Smokers Have Heart Attacks Earlier Than Nonsmokers

November 12, 2012

Smokers Have Heart Attacks Earlier Than Nonsmokers

A new report which was recently published online before publication in the American Journal of Cardiology, states that smokers suffer heart attacks at an earlier age than non smokers. The report also points out that females are more likely to have complications after a heart attack.

The study examined medical records at the University of Michigan Medical Center from 1999 until 2006. They found that of 3,588 patients who suffered a heart attack during that time about 24% were smokers. It was also noted that, on average, male smokers had heart attacks nine years earlier in their lives than non smokers. For women the figure was thirteen years younger.

A further finding identified that emergency treatment was required by13.5% of female smokers to stabilize blood flow to the heart. For men that figure was only 4.4%.

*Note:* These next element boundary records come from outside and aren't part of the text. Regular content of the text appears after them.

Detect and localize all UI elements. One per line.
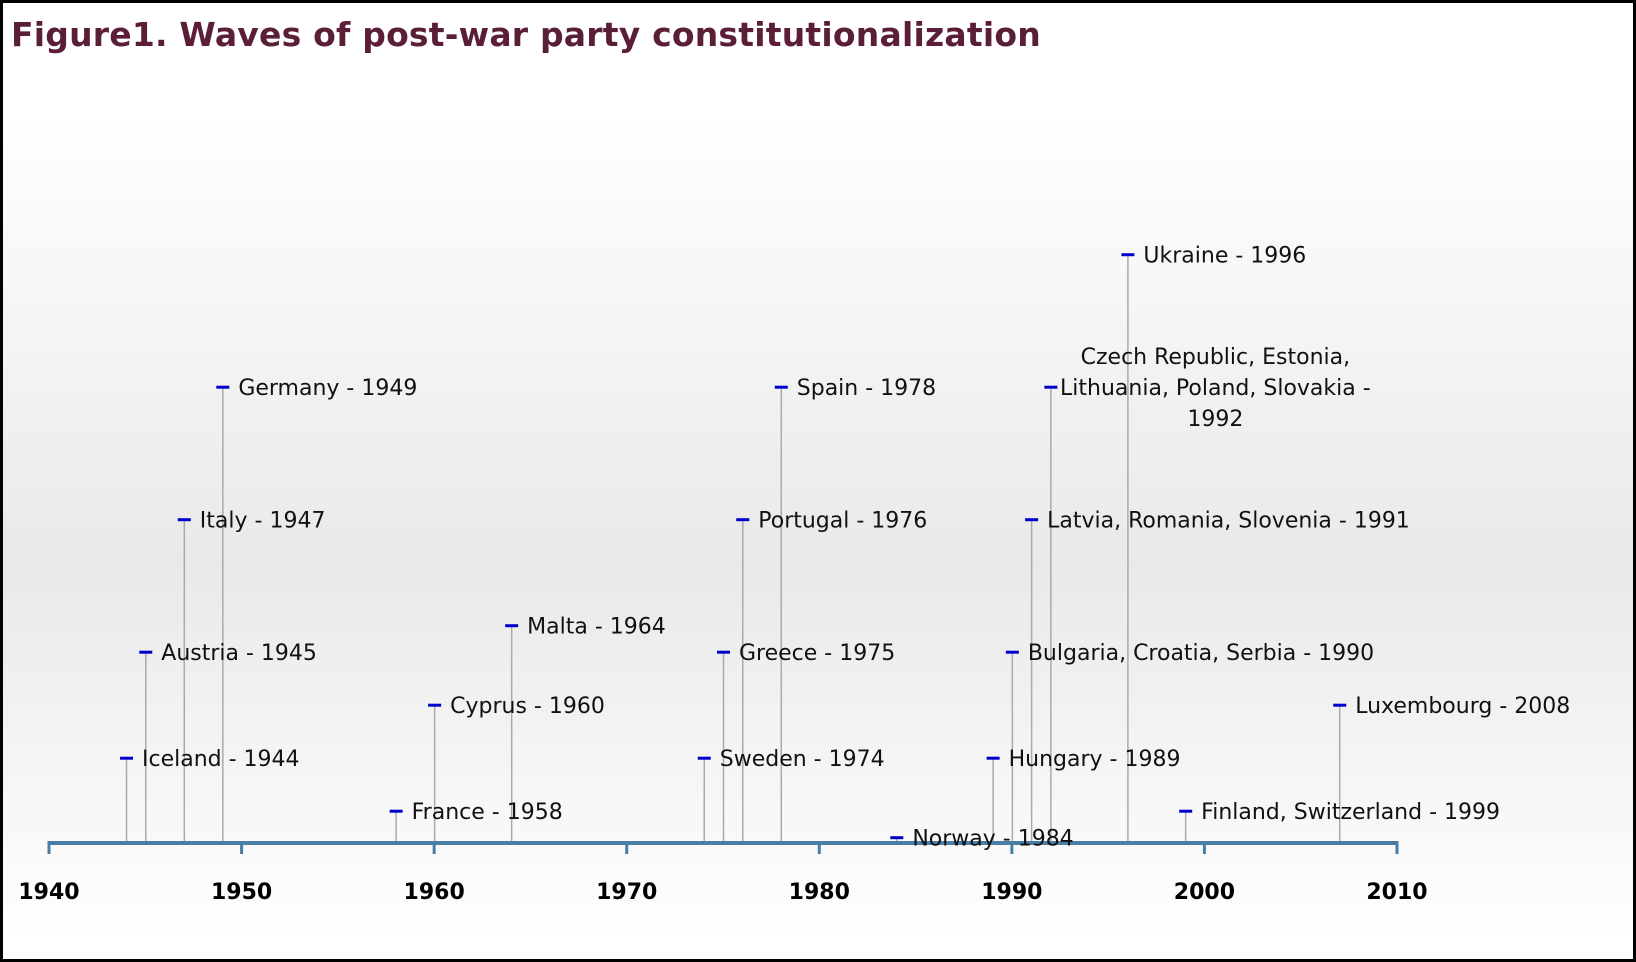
event-label: Portugal - 1976 <box>758 509 927 534</box>
event-label: Greece - 1975 <box>739 641 895 666</box>
event-label: Bulgaria, Croatia, Serbia - 1990 <box>1028 641 1374 666</box>
axis-tick-label: 1940 <box>18 880 79 905</box>
event-label: Finland, Switzerland - 1999 <box>1201 800 1500 825</box>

Lead author and cardiology fellow, Dr. Michael Howe, highlights that when treating heart attack patients there is a requirement to be especially observant when treating women. He says, “The differences in outcomes among women smokers may reflect inherent biological differences between genders, or possibly less aggressive medical management of women that’s been described by other investigators. Either way, it clearly emphasizes the need for increased physician awareness and vigilance, in women in particular, after an acute coronary event”.